A new brewery opening in Austin, Texas isn’t exactly news these days. It happens once a month, seemingly. But this one might be worth mentioning — Whole Foods (the grocery store) is planning on opening a brewery. Among breweries already open, Full Sail was deemed craft brewer of the year, by Beverage World magazine.
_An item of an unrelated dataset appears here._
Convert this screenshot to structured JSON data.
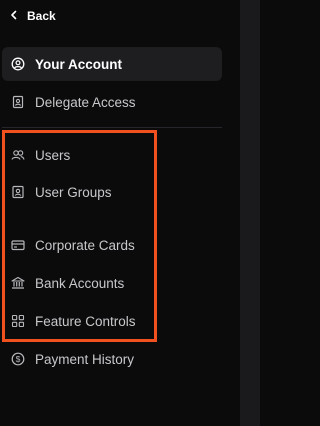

Craft brew enthusiasts who are Star Trek fan will likely be interested in the new Star Trek Warnog beer being released.
Bro Ha Ha
So apparently, “gypsy brewer” Mikkeller has a brother and they don’t get along. Grab a bottle of Bourbon Barrel Aged Habanero Civet-Crap Coffee Stout and enjoy the feud.
Big Guys Small Guys
OK, so not everybody see the world as homebrewers do. For example, here’s an article claiming that craft beer lovers should appreciate the big guys because they don’t use very much water. Although most craft beer enthusiasts can appreciate the attempts of the mega-breweries to be more green, the fact that they don’t use much malt or hops is likely to be a continued sticking point. Here’s another article claiming that craft brewers market their beer irresponsibly.
FDA Tries to Fix What Ain’t Broke
Remember all the problems that arose from breweries giving free spent grain to farmers? No? Well, neither do brewers or farmers. It was a great arrangement for both. As such, both are disappointed at a recent proposed FDA rule change that would make it difficult for brewers to give their spent grain to farmers. The Brewers Association has responded to the proposed rule change. The text of the FDA proposed rule can be found here.